Have you ever compared your random draws to find that they actually don’t seem that random at all? In fact, you might’ve noticed a pretty substantial overlap in the number of people listed in each selection. Well, it turns out that this is actually quite expected. And with a short lesson in probability, we’ll show you why.
For starters, let’s consider a consortium with 100 people in it. We do an initial draw of 20%. So, the probability of any one person being selected is 20 in 100 which can be simplified to 1 in 5. If we do another draw, how much overlap is expected between the first and second draws?
Probability tells us that, if you know the probability of 2 events happening independently, you can find the probability that they’ll happen together by multiplying their individual probabilities. In this case, our first event is Jim getting selected in the first draw. The probability of that occurring is 1 in 5 as noted above. The second event it Jim getting selected in another draw.

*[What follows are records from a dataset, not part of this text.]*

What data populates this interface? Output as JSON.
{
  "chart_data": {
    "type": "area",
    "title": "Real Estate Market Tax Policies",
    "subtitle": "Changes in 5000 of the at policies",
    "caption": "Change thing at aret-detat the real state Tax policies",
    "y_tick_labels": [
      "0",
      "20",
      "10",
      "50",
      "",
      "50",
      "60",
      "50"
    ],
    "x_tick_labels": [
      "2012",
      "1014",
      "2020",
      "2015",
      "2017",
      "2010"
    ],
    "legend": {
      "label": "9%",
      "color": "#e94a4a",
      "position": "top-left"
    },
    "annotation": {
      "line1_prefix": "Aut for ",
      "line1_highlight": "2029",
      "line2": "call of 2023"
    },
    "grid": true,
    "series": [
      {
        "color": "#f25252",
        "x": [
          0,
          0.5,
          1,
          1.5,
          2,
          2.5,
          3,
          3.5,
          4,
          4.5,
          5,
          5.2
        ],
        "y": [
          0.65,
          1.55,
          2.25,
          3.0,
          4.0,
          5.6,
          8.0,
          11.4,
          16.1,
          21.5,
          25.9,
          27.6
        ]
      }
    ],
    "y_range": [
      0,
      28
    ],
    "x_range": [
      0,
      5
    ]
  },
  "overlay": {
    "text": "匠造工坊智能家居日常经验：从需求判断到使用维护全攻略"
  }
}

We’re doing exactly the same thing as before so the probability is the same: 1 in 5. To get the probability that both of these events occur, we multiply the two probabilities (1/5 x 1/5) to get the probability of Jim getting selected for both draws: 1/25.

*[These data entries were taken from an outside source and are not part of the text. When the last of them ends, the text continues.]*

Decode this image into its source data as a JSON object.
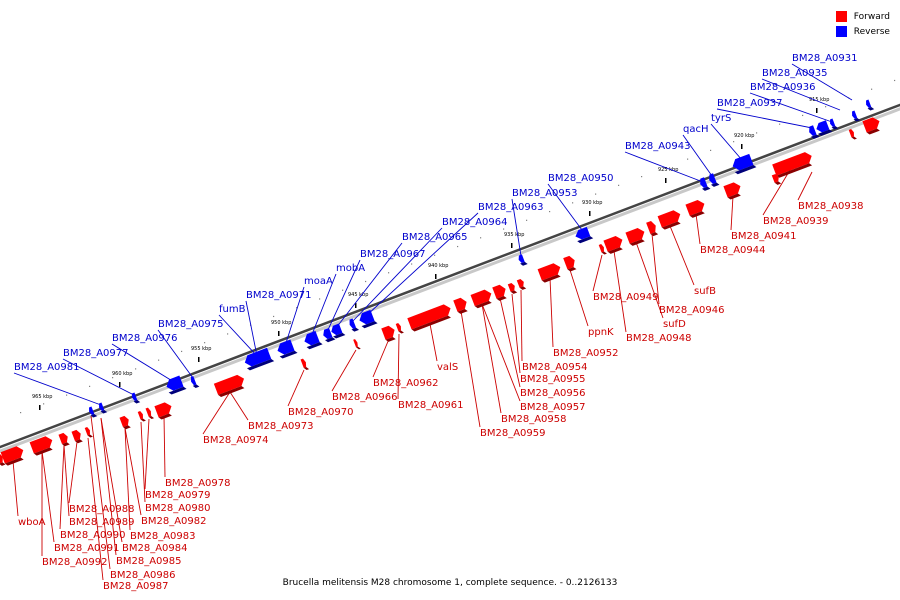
{
  "colors": {
    "forward": "#ff0000",
    "reverse": "#0000ff",
    "forward_label": "#cc0000",
    "reverse_label": "#0000cc"
  },
  "legend": [
    {
      "key": "forward",
      "label": "Forward"
    },
    {
      "key": "reverse",
      "label": "Reverse"
    }
  ],
  "caption": "Brucella melitensis M28 chromosome 1, complete sequence. - 0..2126133",
  "ticks": [
    "915 kbp",
    "920 kbp",
    "925 kbp",
    "930 kbp",
    "935 kbp",
    "940 kbp",
    "945 kbp",
    "950 kbp",
    "955 kbp",
    "960 kbp",
    "965 kbp"
  ],
  "reverse_labels": [
    "BM28_A0931",
    "BM28_A0935",
    "BM28_A0936",
    "BM28_A0937",
    "tyrS",
    "qacH",
    "BM28_A0943",
    "BM28_A0950",
    "BM28_A0953",
    "BM28_A0963",
    "BM28_A0964",
    "BM28_A0965",
    "BM28_A0967",
    "mobA",
    "moaA",
    "BM28_A0971",
    "fumB",
    "BM28_A0975",
    "BM28_A0976",
    "BM28_A0977",
    "BM28_A0981"
  ],
  "forward_labels": [
    "BM28_A0938",
    "BM28_A0939",
    "BM28_A0941",
    "BM28_A0944",
    "sufB",
    "BM28_A0946",
    "sufD",
    "BM28_A0948",
    "BM28_A0949",
    "ppnK",
    "BM28_A0952",
    "BM28_A0954",
    "BM28_A0955",
    "BM28_A0956",
    "BM28_A0957",
    "BM28_A0958",
    "BM28_A0959",
    "valS",
    "BM28_A0961",
    "BM28_A0962",
    "BM28_A0966",
    "BM28_A0970",
    "BM28_A0973",
    "BM28_A0974",
    "BM28_A0978",
    "BM28_A0979",
    "BM28_A0980",
    "BM28_A0982",
    "BM28_A0983",
    "BM28_A0984",
    "BM28_A0985",
    "BM28_A0986",
    "BM28_A0987",
    "BM28_A0988",
    "BM28_A0989",
    "BM28_A0990",
    "BM28_A0991",
    "BM28_A0992",
    "wboA"
  ]
}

To summarize, if we do 2 random draws of 20% of the people from a 100-person consortium, we should actually expect the draws to have 100 x 1/25 = 4 people in common out of the 20 selected. It seems much higher than what our intuition would tell us but, like our math teachers told us, probability never lies.
So, let’s test this. To produce the image below I performed 20 real random selections in TestVault and, for each pair (e.g., selection 2 and selection 1, selection 3 and selection 1, selection 3 and selection 2, etc.), I found the number of overlaps. Then, I tallied the number of occurrences of each number. For example, you can see in the chart that there were 56 pairs that had 4 people in common. In fact, it is clear from the chart that 4 is the clear winner in number of overlaps and that the other frequencies circle around 4. However, while 4 is the winner, we saw overlaps of 0 people all the way up to 10 (half of the number of people selected).
As you can see, we can’t make any real assumptions on how much overlap to expect for any two selections. That number can vary tremendously. I hope, however, that this article helps to inform your intuition for future selections. Happy testing and good luck.